Topic
Home / Narasi Islam / Artikel Lepas / Antara Temujin dan Rajawali Quraisy

Antara Temujin dan Rajawali Quraisy

Konten ini adalah kiriman dari pembaca dakwatuna.com. Kirimkan informasi, gagasan, pemikiran, atau pendapat dari Anda dalam bentuk tulisan kepada kami, klik di sini.
ilustrasi (joelsantos.net)
ilustrasi (joelsantos.net)

dakwatuna.com – Dataran stepa Mongol pernah menjadi saksi lahirnya seorang anak, yang kelak akan membuat dunia berubah rona wajahnya untuk sekian zaman. Kini, kita mengenal Mongolia sebagai negeri yang hampir tak pernah lagi terdengar. Letaknya di yang berada dalam himpitan raksasa ekonomi Tiongkok dan negeri Beruang Merah Rusia, membuatnya seperti tak berkutik.
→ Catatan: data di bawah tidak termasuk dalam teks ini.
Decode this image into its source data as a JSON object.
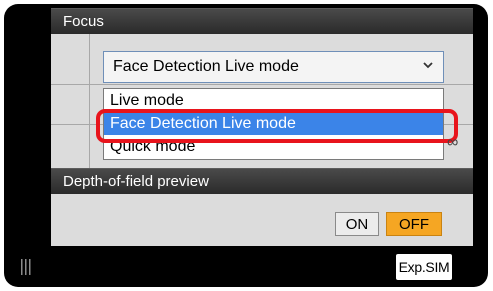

Tapi, andaikan saya adalah anak dari bangsa Mongol, pasti pernah ada kebanggan besar dengan sejarahnya.

Di Abad pertengahan, para sejarawan menyepakati bahwa bangsa Mongol adalah satu dari sekian kekuatan besar yang memberi pengaruh luas di dunia. Bahkan Michael Hart dalam bukunya 100 Manusia paling Berpengaruh sepanjang sejarah menjadikan salah satu tokohnya –yang akan kita ulas ini- sebagai pemegang peringkat ke 21, mengalahkan Alexander, Napoleon, ataupun Hitler yang sama-sama pernah melakukan ekspansi besar.
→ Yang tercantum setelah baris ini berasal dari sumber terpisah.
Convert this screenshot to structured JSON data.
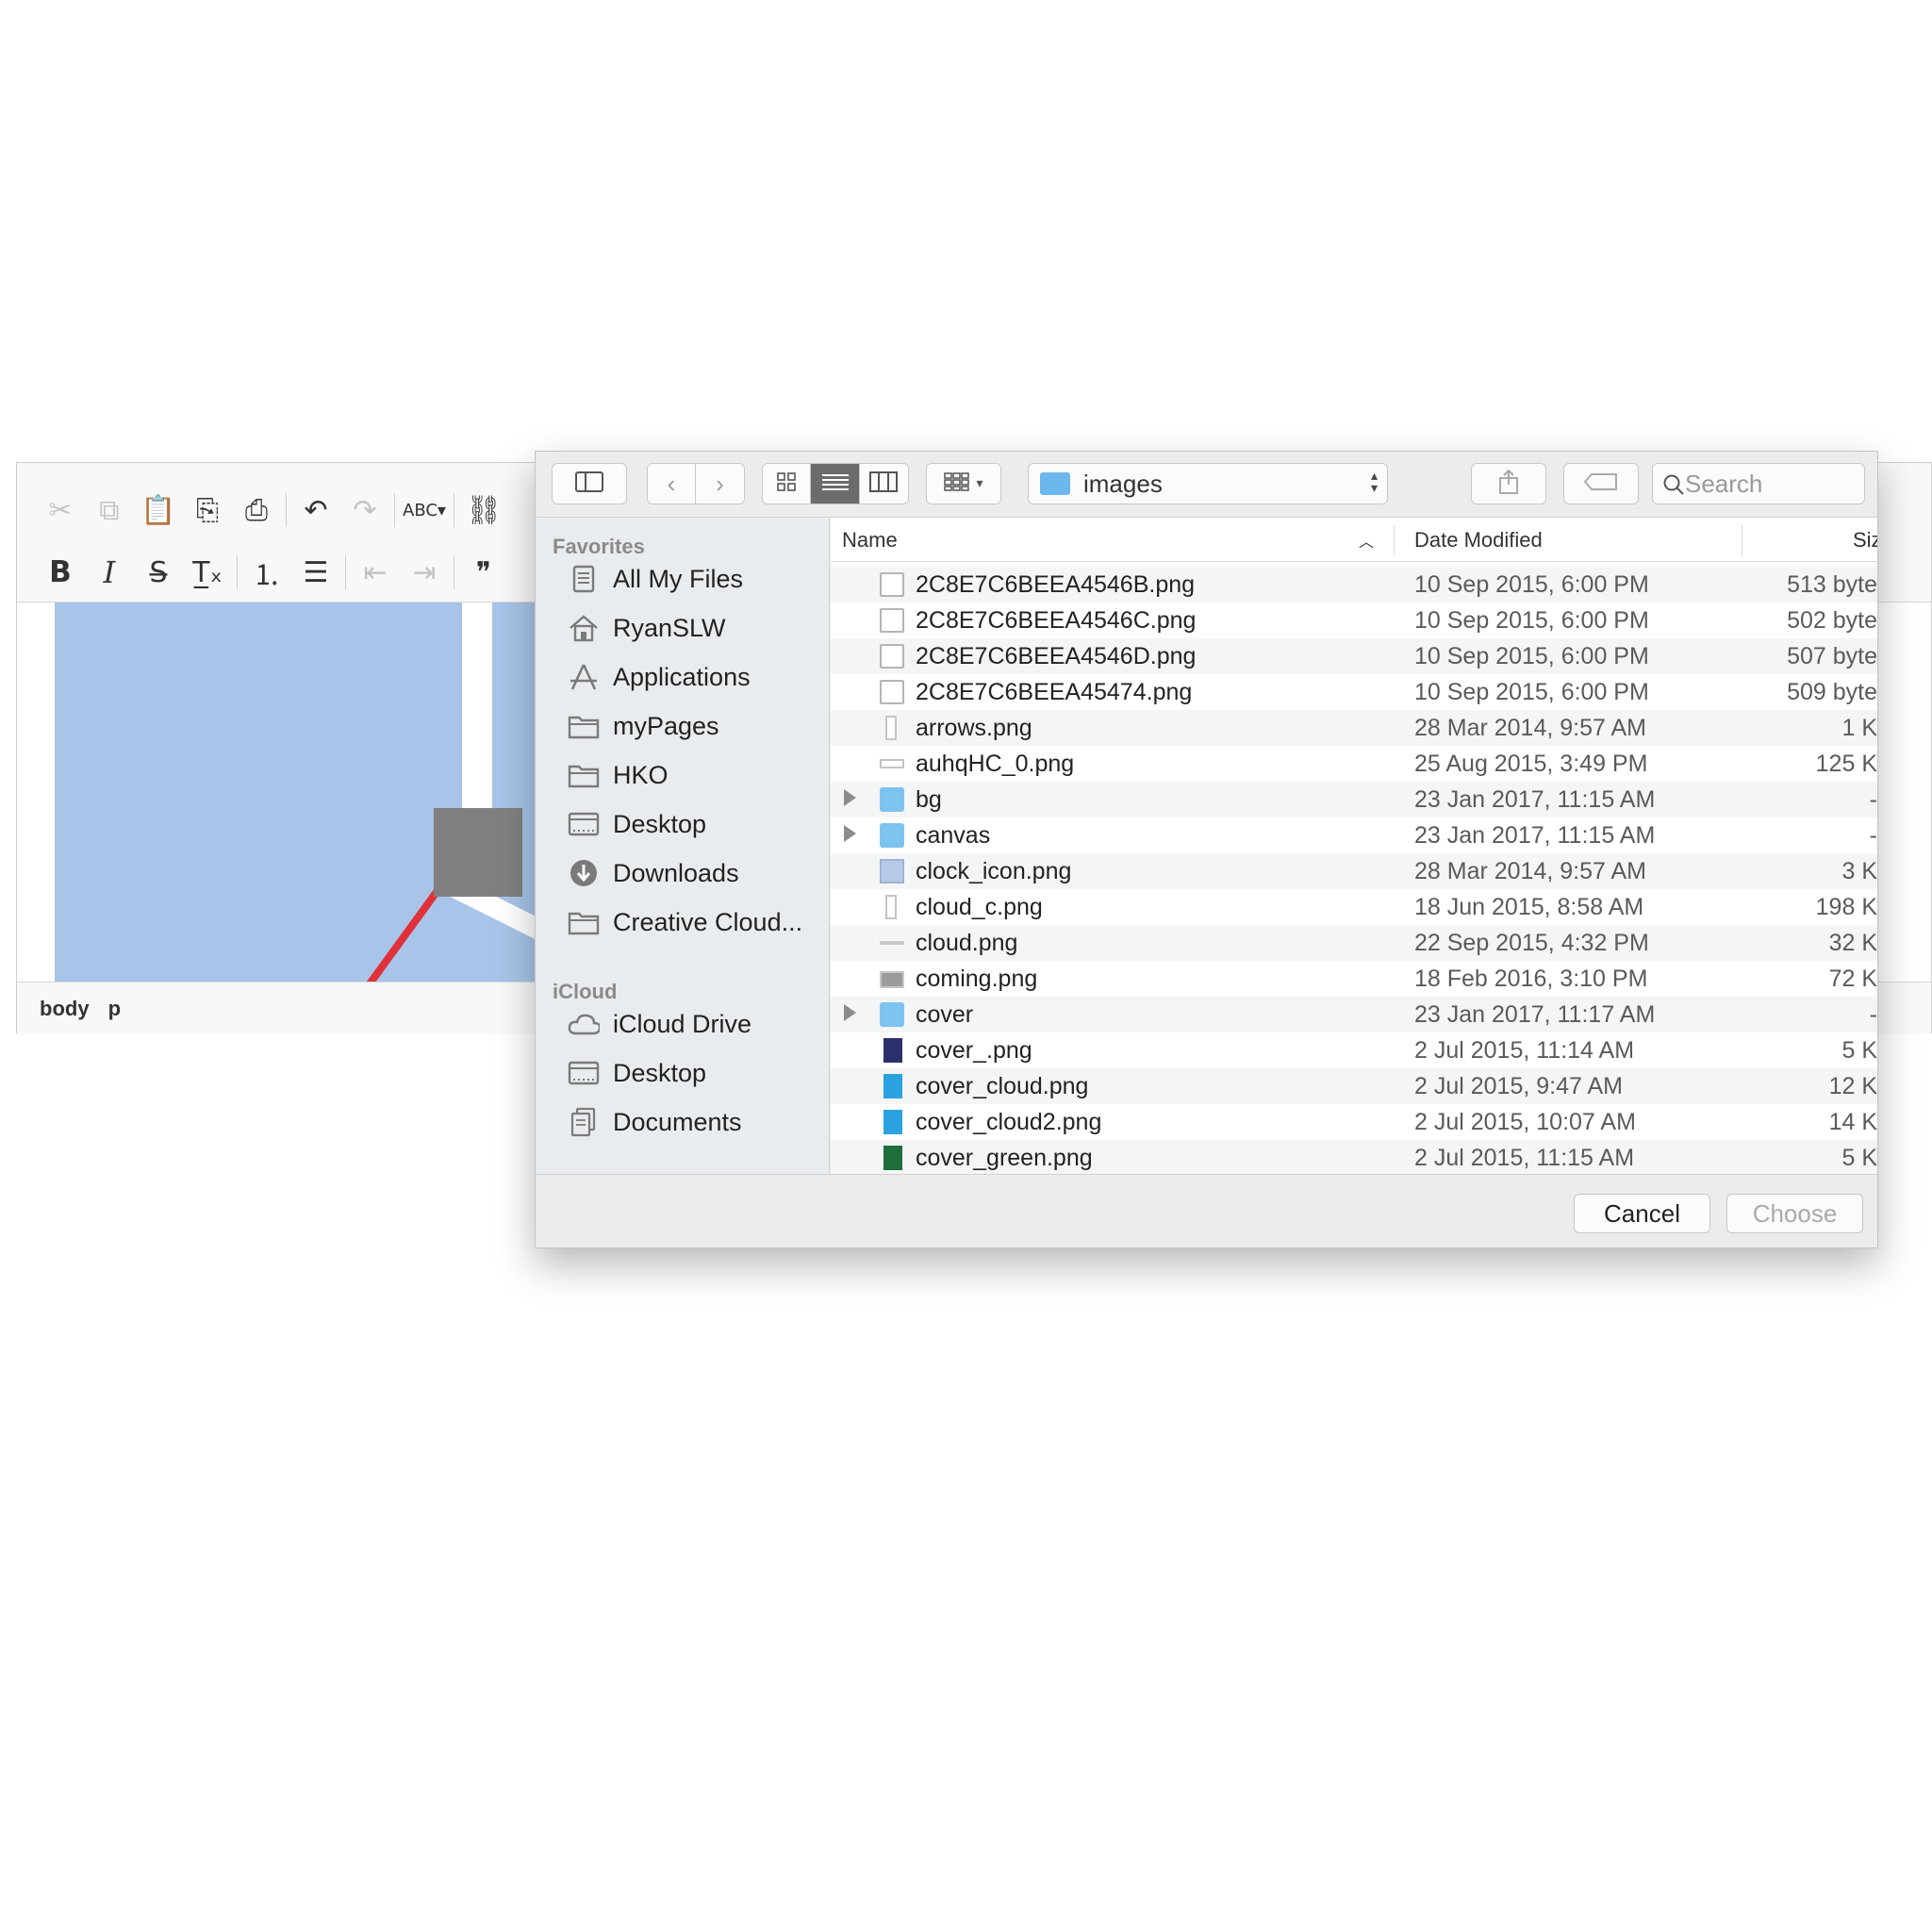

Sekitar tahun 1162 Masehi, bangsa Mongol tak pernah mengira memiliki wanita yang melahirkan tokoh hebat yang diabadikan sejarah. Bayangkan saja, penunggang kuda yang berpindah-pindah, perang antar suku yang berkepanjangan, membuat mereka menjadi masyarakat yang terpinggirkan. Lahirlah seorang anak bernama Temujin. Ia adalah anak dari seorang kepala suku kecil di antara ratusan suku-suku Mongol yang ada kala itu. Di masa kecilnya, ia mesti menyaksikan ayahnya dibunuh di depan matanya, diusir dari kampung halamannya, hingga menjadi budak yang dibeli murah di kerajaan Tangut. Masa kecilnya sungguh berkabut.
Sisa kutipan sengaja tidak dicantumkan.